Ужасов никто не хотел писать. С удовольствием рисовали огороды в Летнем, натюрморты, детские лица — этот феномен, наверное, психологи легко объяснят. А Василий Павлович вбежит в класс, да так скажет, что мы бледнели от ужаса: «Бомба разрушила Елисеевский магазин!» Или: «Снаряд разорвался около Дома книги!» А это ведь что означало? Рядом Казанский, Дом Энгельгардта, Малый зал Филармонии, Дума, Гостиный двор!.. И после долгого прямого взгляда — приказ: «Пишите!»
Легким жестом провела ладонью по волосам, поправила узел прически — но я заметил, как задрожали ее руки.
— Город он любил фантастически! И эту несравненную любовь хотел передать нам. Странный, конечно, избрал способ, но мы его понимали.
Прошли в глубину библиотеки за маленький стол библиографа, сели, она — лицом к окну, я — спиной. Мне хорошо был виден ее строгий профиль.
— А почему же Калужнин не состоял в Союзе? — Я попытался понять хотя бы это.
Она не знала.
— Говорили, до тридцать седьмого был, потом исключили. Впрочем, что знали мы, студенты? Шли какие-то слухи...
— Но по какой причине, что говорили об этом?
Она удивленно взглянула на меня.
— Как — «по какой причине»? Была бы причина, он бы сидел или того хуже. Помните, импрессионисты — это формализм. Сезанн — формализм. Филонов или Татлин и вообще мракобесы. Вот Владимир Серов в Ленинграде и иже с ним — это реализм. А мне-то кажется, именно в Серове больше всего формализма. — И попросила: — Вы лучше у Антонины Антоновны о Калужнине, не у меня. Я старше их на год — это другой класс, другие педагоги...
Я вышел на улицу, огляделся. Студенты исчезли. Во дворе стояла полная тишина — все было желтым, и земля, и деревья, листья еще не совсем облетели.
И тут на глаза мне попалась вывеска. Училище носило имя Серова. Не классика, а Владимира, с которым (я еще не знал об этом) приходилось Калужнину встречаться.
Я обогнул Смольный и по набережной направился к Охтинскому мосту, — мой дом на другом берегу, он был хорошо виден отсюда.
В эвакуации, когда в Вологду прибывали беженцы из Ленинграда, мама неизменно спрашивала знакомых: как наш мост, цел ли? Есть особо важные места для каждого сердца.
Не потому ли мысленно повторял я калужнинские задания ребятам зимой сорок третьего года: «Разрушен Елисеевский!», «Бомба попала в Дом книги!», «Рухнул Казанский!» «Разбит Охтинский мост!».
Пытаюсь поставить себя на место Калужнина, к учительскому столу времен блокады. Почему давал такие задания ребятам? Хотел научить их слышать боль города? Помните, «кричат крыши»?! Значит, для него могли стонать и кричать камни, останки разбомбленных домов. И крик этот он мог выразить цветом.

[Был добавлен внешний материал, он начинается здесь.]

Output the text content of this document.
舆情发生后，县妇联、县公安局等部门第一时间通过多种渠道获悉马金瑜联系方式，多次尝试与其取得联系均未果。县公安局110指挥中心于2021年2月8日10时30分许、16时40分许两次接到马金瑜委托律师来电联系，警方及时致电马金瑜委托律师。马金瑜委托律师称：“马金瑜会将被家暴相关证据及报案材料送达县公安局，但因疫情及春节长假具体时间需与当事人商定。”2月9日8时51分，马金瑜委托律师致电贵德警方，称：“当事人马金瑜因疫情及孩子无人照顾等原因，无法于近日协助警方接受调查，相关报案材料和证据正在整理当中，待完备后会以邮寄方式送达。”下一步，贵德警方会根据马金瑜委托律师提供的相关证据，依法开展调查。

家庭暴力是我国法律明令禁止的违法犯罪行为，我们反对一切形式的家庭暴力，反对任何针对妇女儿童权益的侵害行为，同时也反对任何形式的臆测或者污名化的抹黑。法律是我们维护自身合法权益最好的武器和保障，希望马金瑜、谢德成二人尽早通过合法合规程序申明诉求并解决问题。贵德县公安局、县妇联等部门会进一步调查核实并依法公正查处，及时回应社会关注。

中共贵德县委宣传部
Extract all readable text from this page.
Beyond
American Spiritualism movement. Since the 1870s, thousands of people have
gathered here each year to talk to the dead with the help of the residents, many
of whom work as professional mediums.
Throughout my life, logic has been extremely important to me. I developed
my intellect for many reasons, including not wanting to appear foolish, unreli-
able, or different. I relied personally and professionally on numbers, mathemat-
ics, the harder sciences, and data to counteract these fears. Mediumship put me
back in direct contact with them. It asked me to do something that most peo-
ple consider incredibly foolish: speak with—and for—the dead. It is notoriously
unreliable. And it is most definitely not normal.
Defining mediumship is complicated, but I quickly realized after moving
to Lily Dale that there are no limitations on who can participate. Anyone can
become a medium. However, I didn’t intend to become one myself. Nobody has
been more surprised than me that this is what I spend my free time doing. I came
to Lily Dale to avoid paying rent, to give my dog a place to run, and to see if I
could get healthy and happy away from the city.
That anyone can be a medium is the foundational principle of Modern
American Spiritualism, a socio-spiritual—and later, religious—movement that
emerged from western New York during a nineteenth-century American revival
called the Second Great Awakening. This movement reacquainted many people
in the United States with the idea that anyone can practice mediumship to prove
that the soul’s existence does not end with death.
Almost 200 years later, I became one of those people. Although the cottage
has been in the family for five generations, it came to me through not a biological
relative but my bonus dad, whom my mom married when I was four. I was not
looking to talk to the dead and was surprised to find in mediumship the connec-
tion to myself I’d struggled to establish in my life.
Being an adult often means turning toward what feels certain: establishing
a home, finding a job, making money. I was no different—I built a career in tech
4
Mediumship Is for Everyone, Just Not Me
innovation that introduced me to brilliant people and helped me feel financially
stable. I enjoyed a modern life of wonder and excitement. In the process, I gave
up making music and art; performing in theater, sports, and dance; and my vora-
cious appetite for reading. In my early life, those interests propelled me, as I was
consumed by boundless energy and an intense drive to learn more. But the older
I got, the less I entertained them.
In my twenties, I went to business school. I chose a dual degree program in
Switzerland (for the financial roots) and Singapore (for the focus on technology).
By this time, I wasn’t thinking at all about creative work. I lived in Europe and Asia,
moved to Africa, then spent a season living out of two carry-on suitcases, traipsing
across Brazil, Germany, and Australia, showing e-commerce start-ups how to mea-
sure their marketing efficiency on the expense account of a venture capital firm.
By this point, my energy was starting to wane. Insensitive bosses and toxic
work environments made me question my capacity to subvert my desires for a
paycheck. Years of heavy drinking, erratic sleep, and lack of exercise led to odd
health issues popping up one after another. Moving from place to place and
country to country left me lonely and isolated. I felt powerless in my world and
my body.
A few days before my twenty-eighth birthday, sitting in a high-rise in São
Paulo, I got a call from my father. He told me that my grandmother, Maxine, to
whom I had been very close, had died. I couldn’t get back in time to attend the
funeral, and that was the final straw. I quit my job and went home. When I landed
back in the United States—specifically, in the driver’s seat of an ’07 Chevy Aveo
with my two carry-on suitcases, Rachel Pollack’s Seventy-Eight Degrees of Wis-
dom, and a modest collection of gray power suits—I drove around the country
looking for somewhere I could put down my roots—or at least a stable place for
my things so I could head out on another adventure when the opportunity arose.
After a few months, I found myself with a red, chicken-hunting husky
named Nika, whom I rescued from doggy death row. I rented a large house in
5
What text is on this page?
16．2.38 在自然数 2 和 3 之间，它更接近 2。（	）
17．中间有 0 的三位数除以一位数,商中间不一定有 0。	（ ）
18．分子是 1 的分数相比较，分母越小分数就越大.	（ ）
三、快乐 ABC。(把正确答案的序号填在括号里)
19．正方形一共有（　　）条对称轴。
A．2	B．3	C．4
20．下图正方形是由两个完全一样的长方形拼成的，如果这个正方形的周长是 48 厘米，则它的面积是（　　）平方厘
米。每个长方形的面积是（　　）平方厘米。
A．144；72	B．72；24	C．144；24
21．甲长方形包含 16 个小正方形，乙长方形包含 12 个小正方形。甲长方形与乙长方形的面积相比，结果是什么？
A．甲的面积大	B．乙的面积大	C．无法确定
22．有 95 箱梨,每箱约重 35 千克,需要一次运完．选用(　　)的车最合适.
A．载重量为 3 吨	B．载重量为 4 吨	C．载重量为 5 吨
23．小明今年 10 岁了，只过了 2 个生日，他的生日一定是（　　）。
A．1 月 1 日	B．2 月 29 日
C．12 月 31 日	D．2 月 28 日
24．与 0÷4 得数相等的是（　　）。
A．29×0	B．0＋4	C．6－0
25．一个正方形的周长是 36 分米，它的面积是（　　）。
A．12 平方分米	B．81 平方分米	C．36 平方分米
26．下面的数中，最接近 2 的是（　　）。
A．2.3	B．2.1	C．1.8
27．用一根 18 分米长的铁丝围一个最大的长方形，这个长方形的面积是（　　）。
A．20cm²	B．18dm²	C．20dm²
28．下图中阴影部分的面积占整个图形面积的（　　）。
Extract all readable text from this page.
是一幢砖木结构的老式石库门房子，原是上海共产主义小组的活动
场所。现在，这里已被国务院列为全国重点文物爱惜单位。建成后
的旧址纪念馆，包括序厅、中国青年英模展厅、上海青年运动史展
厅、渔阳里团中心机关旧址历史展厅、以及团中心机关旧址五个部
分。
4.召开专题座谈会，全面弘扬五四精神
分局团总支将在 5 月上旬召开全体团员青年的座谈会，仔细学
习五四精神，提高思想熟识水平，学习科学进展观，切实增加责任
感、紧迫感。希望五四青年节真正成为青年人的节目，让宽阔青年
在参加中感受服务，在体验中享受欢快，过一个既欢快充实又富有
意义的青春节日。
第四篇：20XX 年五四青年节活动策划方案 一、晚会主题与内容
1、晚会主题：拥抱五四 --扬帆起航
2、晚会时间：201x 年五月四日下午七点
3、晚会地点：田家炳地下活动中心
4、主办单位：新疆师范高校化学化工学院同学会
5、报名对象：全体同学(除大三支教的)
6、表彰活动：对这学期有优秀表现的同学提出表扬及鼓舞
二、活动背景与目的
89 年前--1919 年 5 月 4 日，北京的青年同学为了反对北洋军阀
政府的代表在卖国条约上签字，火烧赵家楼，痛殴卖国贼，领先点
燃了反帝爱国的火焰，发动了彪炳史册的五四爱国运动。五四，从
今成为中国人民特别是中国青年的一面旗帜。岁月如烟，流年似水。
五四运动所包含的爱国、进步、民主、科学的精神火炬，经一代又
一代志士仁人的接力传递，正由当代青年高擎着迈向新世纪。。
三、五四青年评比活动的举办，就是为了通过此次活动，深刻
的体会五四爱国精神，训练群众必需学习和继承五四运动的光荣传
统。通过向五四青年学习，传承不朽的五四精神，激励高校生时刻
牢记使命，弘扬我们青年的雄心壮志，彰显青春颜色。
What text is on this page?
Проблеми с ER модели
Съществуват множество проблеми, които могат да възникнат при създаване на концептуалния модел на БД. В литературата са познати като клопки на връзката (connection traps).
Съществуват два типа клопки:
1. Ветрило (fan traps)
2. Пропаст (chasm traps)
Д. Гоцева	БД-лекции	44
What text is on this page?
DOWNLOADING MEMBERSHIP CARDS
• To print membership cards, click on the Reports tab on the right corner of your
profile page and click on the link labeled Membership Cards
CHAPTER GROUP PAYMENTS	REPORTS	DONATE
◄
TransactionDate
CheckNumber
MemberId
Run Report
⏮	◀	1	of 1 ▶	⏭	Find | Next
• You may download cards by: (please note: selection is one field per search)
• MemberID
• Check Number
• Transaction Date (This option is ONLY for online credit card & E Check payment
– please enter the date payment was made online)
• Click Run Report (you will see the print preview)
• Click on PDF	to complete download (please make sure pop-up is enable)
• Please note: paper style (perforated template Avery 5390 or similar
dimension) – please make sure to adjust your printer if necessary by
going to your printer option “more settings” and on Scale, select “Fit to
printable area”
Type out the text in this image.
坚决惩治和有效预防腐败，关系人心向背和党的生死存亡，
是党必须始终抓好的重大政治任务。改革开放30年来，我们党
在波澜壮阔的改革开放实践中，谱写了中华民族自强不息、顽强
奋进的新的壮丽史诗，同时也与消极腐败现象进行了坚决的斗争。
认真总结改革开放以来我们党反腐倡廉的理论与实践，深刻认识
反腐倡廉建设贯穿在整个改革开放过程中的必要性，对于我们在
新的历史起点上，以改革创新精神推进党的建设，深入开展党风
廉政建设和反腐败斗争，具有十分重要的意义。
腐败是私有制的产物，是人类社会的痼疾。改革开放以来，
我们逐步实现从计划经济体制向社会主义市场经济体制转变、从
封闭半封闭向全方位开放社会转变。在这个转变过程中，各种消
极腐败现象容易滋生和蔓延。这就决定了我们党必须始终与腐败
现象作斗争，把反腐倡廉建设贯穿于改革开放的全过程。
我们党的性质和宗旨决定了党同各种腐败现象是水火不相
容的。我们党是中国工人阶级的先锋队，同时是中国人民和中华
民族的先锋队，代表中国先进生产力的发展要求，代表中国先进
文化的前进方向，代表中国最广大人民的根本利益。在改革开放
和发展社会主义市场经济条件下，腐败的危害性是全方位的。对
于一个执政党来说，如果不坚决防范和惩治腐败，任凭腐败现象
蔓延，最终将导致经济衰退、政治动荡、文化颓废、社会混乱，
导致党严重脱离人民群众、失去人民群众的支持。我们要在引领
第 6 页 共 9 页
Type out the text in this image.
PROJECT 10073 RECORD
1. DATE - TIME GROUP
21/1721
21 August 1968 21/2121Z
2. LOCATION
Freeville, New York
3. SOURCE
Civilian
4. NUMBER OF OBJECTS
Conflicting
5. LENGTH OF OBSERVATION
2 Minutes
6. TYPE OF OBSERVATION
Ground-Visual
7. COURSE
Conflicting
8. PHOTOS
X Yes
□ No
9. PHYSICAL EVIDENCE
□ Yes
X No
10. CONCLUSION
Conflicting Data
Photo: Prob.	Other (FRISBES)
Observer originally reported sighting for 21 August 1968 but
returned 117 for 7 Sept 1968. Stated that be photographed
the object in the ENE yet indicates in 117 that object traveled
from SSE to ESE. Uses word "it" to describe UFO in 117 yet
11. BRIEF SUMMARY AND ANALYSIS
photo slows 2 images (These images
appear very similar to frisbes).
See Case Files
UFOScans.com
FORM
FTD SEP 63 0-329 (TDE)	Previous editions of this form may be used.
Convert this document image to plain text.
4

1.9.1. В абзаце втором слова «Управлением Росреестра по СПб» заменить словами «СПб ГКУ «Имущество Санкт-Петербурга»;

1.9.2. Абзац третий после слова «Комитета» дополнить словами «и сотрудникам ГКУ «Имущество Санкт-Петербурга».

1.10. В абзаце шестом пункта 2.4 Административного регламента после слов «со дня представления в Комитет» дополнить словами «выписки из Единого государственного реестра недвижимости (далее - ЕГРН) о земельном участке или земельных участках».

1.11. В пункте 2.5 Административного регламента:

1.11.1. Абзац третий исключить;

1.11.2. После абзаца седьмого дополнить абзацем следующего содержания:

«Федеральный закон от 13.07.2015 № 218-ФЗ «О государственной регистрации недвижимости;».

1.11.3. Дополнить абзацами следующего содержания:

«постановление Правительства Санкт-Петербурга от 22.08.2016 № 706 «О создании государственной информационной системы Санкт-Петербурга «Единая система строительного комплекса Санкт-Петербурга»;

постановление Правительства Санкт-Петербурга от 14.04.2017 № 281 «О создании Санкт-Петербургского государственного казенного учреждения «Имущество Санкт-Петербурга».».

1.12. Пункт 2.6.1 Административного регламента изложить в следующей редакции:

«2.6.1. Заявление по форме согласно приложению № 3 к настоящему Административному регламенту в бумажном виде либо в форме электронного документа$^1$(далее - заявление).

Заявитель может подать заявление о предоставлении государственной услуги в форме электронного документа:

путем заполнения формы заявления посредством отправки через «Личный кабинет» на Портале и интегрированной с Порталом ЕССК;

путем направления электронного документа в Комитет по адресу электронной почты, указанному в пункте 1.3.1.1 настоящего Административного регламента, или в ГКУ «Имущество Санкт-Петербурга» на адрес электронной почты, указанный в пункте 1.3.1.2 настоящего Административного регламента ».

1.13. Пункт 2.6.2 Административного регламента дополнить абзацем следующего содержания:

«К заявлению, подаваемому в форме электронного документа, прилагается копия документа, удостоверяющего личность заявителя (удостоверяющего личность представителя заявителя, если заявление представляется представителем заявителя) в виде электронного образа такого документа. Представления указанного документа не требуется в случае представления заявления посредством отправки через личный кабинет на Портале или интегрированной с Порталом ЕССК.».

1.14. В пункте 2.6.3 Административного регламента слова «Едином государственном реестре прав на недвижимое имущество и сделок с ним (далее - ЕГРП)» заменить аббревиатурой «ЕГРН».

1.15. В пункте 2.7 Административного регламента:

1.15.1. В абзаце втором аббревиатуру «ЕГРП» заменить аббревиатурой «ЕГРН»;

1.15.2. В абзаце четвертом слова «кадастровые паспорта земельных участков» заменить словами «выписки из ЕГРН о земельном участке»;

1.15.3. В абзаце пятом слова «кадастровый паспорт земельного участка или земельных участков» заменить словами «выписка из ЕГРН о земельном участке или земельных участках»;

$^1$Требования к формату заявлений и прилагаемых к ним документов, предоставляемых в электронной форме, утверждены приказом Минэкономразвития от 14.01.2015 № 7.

Я, конечно, позвонил Антонине Антоновне, театральной художнице, о которой рассказала библиотекарь. Ответил высокий, молодой доброжелательный голос, и при вопросе о Василии Павловиче я получил моментальное согласие встретиться.
— Да, конечно! Хорошо его помню. Это был замечательный человек. Многое расскажу.
Откладывать не хотелось.
— Давайте завтра в ЦэПэКэО, — предложила Антонина Антоновна. — В двенадцать...
На десять утра я был назначен к зубному врачу, но, прикинув время, решил — успею.
— Может, чуточку задержусь, — предупредил я.
— Ничего, — успокоила Антонина Антоновна. — Я подожду. — И объяснила: — Мы с сестрой кормим кошек в одиннадцать, они нервничают, если опаздываешь. В случае чего я погуляю.
Конечно, я опоздал. Мчался сломя голову из поликлиники, «голосовал» проезжавшим такси, только разве кто остановится, когда спешишь?!
Кошки, к которым не могла не прийти Антонина Антоновна, с нескрываемым осуждением поглядывали на меня, когда я несся по пустынному парку. Если бы не знать о кошках! Может, моя совесть не была бы так уязвлена.
Антонину Антоновну увидел издалека: на мостике стояла, перегнувшись через перила, худенькая женщина в синем спортивном костюме. Сначала она показалась девочкой-гимнасткой, но спустя минуту я понял, что меня ждал человек уж не столь молодой.
Женщина подняла голову и, видимо поняв, кто несется, утешающе махнула рукой. Задыхаясь, я стал оправдываться. Она не сердилась.
Поискали скамеечку в стороне от магистральной дороги. Я вынул блокнот и тут же ощутил мягкое шерстяное касание — полосатый котяра доверчиво привалился к моему боку.
— Сейчас и другие придут, — предупредила Антонина Антоновна, как бы обещая мне предстоящее удовольствие.
Так и случилось. Кошки подходили к скамейке со всех сторон, они ничего не просили, не орали противными голосами, а вели себя вполне интеллигентно, усаживались неподалеку и, полизывая мягкие подушечки лап, начинали умываться. Они явно стремились выглядеть привлекательнее около своей кормилицы. Такого коллективного кошачьего умывания я еще никогда не видел.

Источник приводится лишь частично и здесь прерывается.